Luke Sibieta, a researcher at the UK’s Institute for Fiscal Studies, has estimated that British pupils could lose a combined £350bn over their lives as a result of missed education during lockdown. According to a forecast by the World Bank, globally the loss could be as much as $10tn if effective policy responses were not introduced.

Those responses will not come cheap. In the UK, Sibieta suggested £30bn — equal to six months of spending on schools — as a useful benchmark for what the government should consider spending on “radical and properly resourced ways to help pupils catch up”.

Some teachers have sought to learn from approaches adopted after previous disruptions, such as when Hurricane Katrina overwhelmed New Orleans in 2005. Then, a so-called spiralling technique was used to reteach essential missing skills before proceeding with scheduled lessons.

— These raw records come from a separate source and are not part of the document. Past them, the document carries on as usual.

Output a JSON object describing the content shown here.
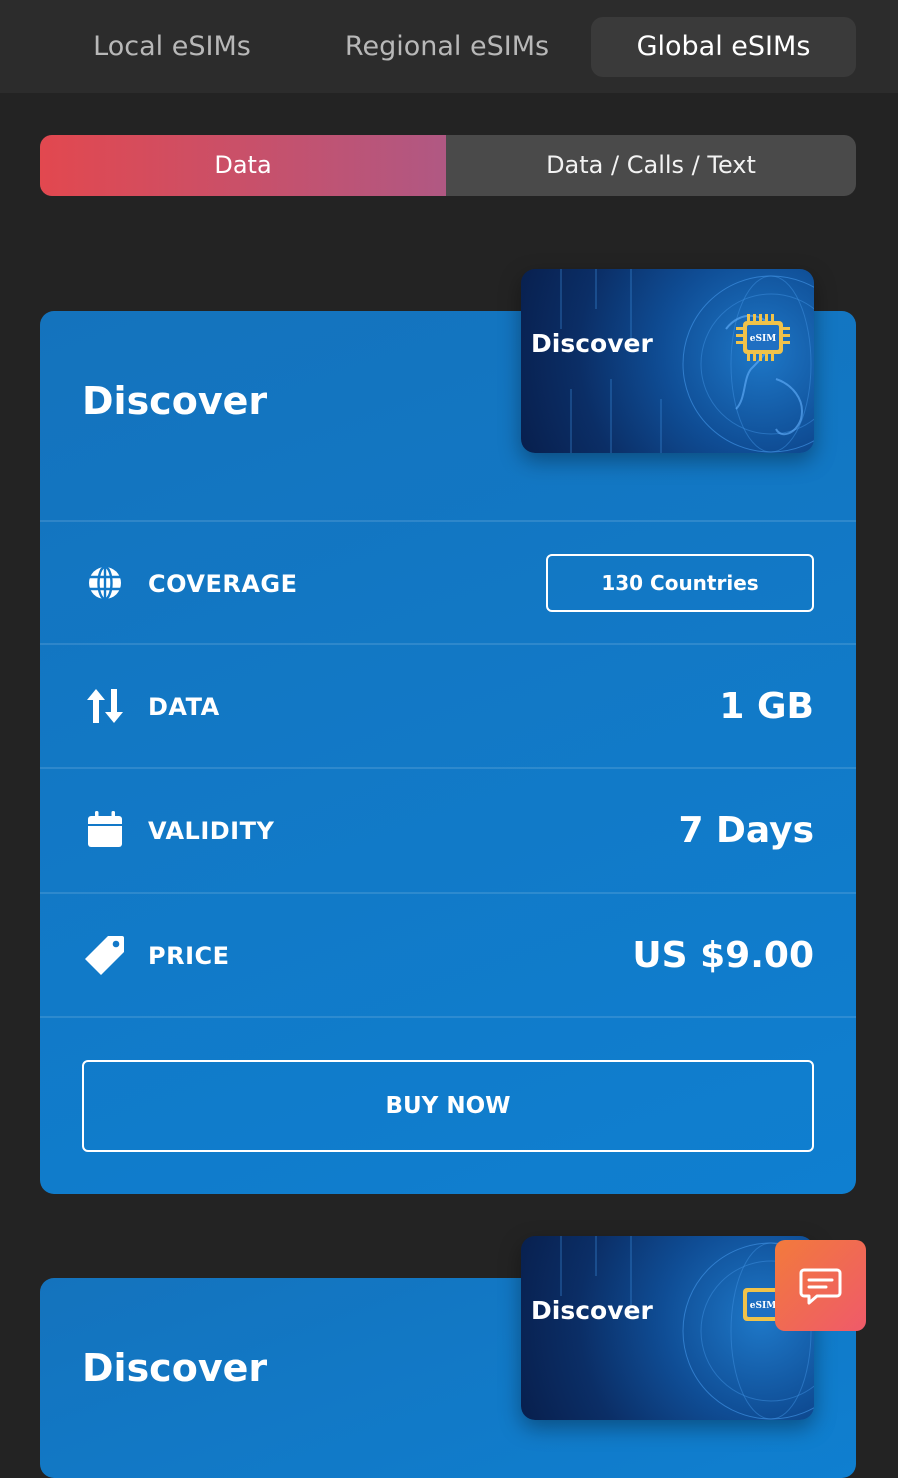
{
  "tabs": [
    {
      "label": "Local eSIMs",
      "active": false
    },
    {
      "label": "Regional eSIMs",
      "active": false
    },
    {
      "label": "Global eSIMs",
      "active": true
    }
  ],
  "segment": {
    "data_label": "Data",
    "data_calls_text_label": "Data / Calls / Text"
  },
  "plans": [
    {
      "title": "Discover",
      "image_label": "Discover",
      "image_chip_text": "eSIM",
      "coverage_label": "COVERAGE",
      "coverage_value": "130 Countries",
      "data_label": "DATA",
      "data_value": "1 GB",
      "validity_label": "VALIDITY",
      "validity_value": "7 Days",
      "price_label": "PRICE",
      "price_value": "US $9.00",
      "buy_label": "BUY NOW"
    },
    {
      "title": "Discover",
      "image_label": "Discover",
      "image_chip_text": "eSIM"
    }
  ],
  "colors": {
    "accent_start": "#e2484f",
    "accent_end": "#b05883",
    "card": "#1176c6",
    "chat_start": "#f27a3c",
    "chat_end": "#ef5a6a"
  },
  "icons": [
    "globe-icon",
    "data-transfer-icon",
    "calendar-icon",
    "price-tag-icon",
    "chat-icon",
    "esim-chip-icon"
  ]
}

David Steiner, head of the Johns Hopkins Institute for Education Policy in the US, who led a review of “catch up” techniques for Unesco, said the evidence was against strategies that promoted students automatically to the next grade regardless of the gaps in their learning or got them to retake the entire year with a younger class.

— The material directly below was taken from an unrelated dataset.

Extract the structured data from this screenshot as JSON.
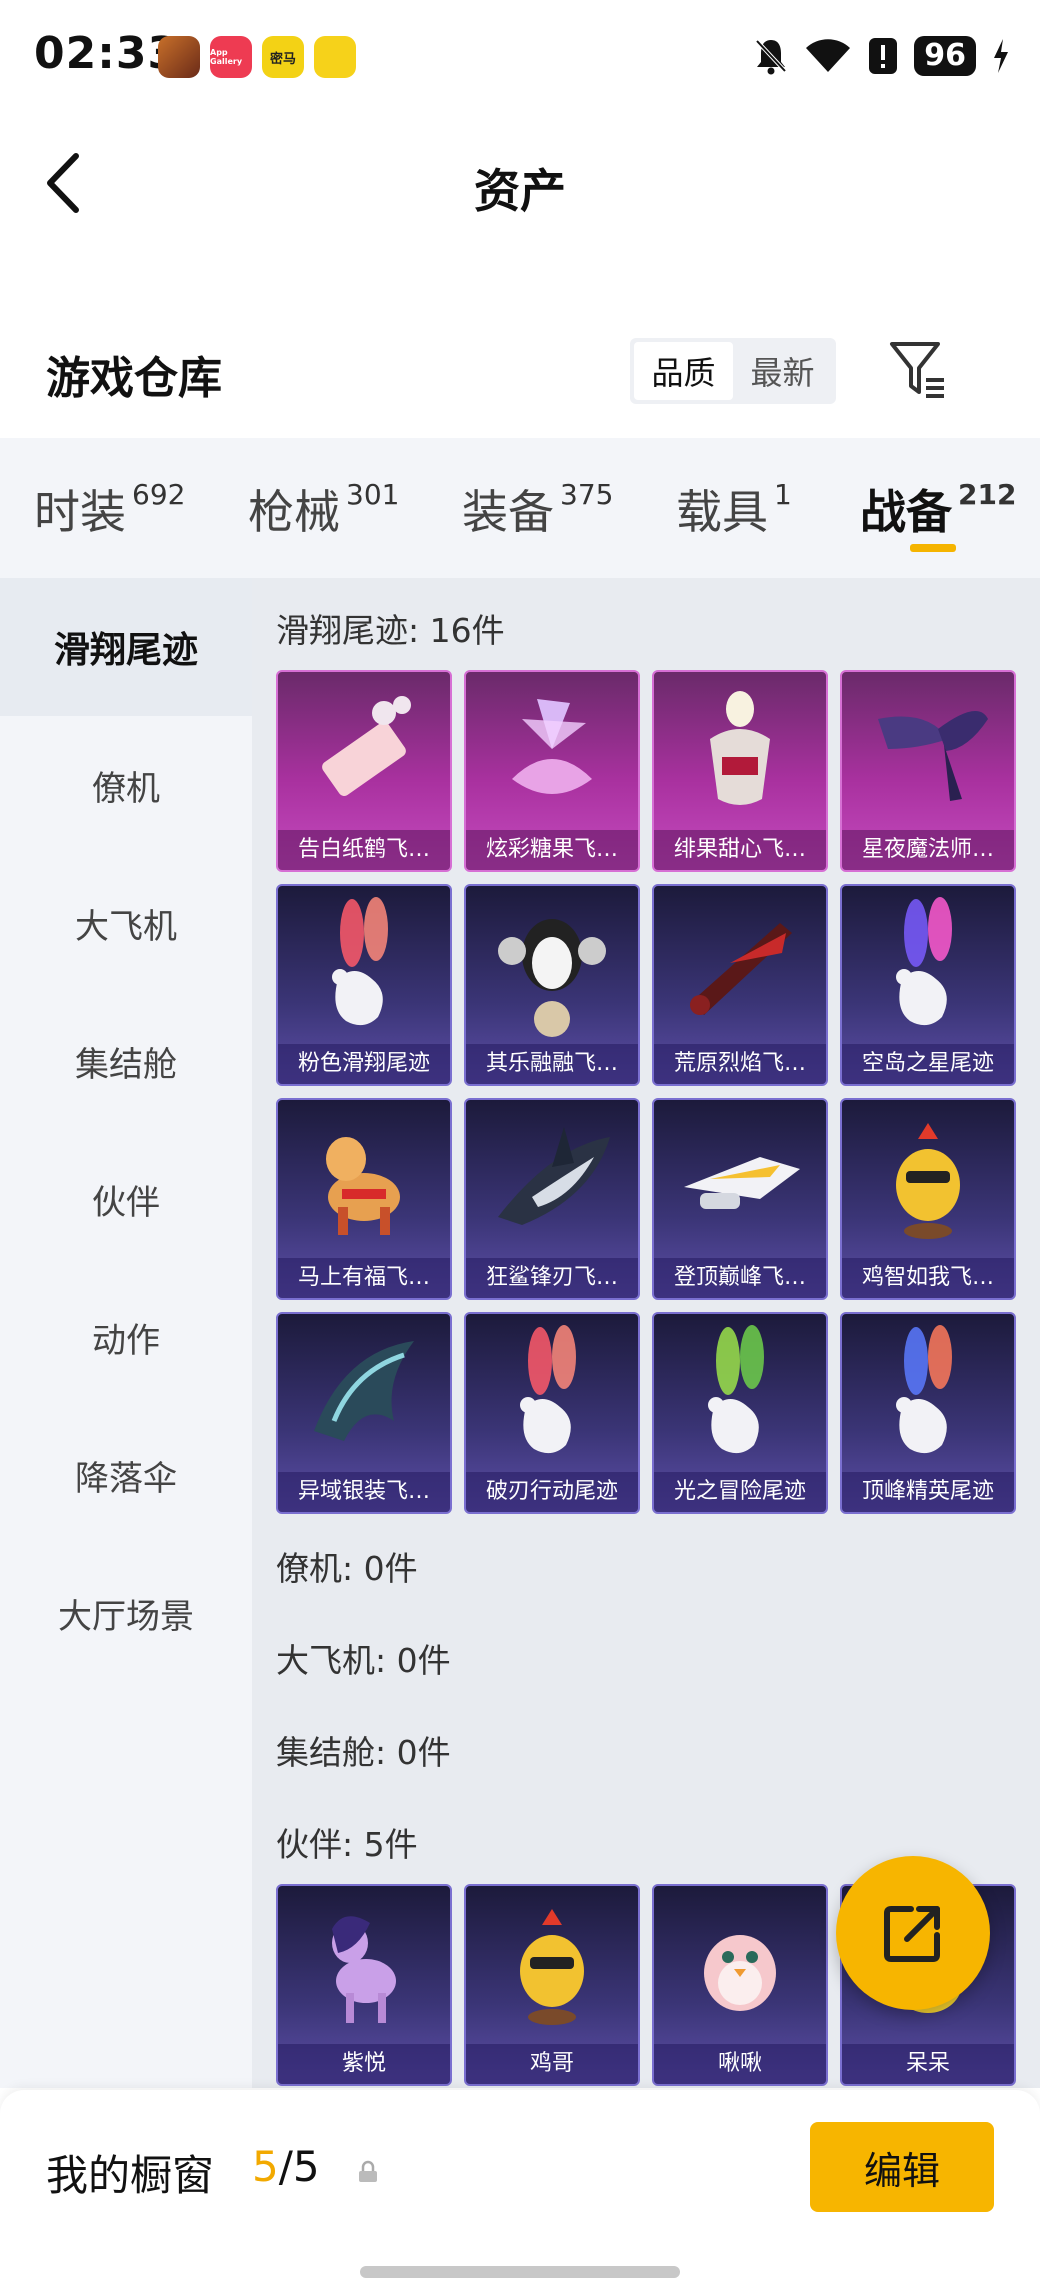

Instead, he called for “acceleration” programmes to test students and focus on missing skills essential to the next stage of study. “You need to narrow the list of topics to those that really matter and do ‘just-in-time’ instruction so they’re ready to take regular classes with grade-level peers,” he said.

Children sanitise their hands at a school near Bordeaux, France. Researchers say the pandemic has been the biggest disruption to education in history
Children sanitise their hands at a school near Bordeaux, France. Researchers say the pandemic has been the biggest disruption to education in history © Philippe Lopez/AFP via Getty Images

Butler has carved out two hours during her school’s daily schedule away from normal lessons, to focus on teaching in one-on-one and small group sessions, guided by periodic assessments of students’ progress and surveys of their parents.

She is also exploring more use of tutoring, an approach that has garnered attention around the world, including in a £1.7bn package in Britain. The UK has also appointed an “education recovery tsar” who has made clear that the catch-up would take years of work and “radical” curriculum changes.

James Turner, head of the Sutton Trust, a charity participating in the UK tutoring programme, said this was an essential response. “It’s not the complete solution but the evidence is very strong,” he said, estimating that the country would need 20,000 additional tutors to meet its objective of supporting 250,000 pupils in the current school year.

Matthew Kraft, associate professor of education and economics at Brown University in the US, cautioned that while there was strong evidence for the value of tutoring in small groups, “we know much less about scaling and maintaining its effectiveness”.

He proposed a “peer-to-peer” volunteer system where older students helped younger ones, to reinforce their own learning and give something back.

Jelmer Evers, a teacher in the Dutch city of Utrecht and vice-president of the country’s General Education Union, said the task was best tackled by qualified teachers, despite a backdrop of falling numbers entering the profession. They had greater knowledge of their students’ needs and of the curriculum than external tutors, he said.

For Amy Wood, principal at Mossbourne Riverside Academy in London, student wellbeing and social activities would be as important as academic work when her pupils return on Monday.

She remained optimistic. “Children are more resilient,” she said. “They’ll bounce back.”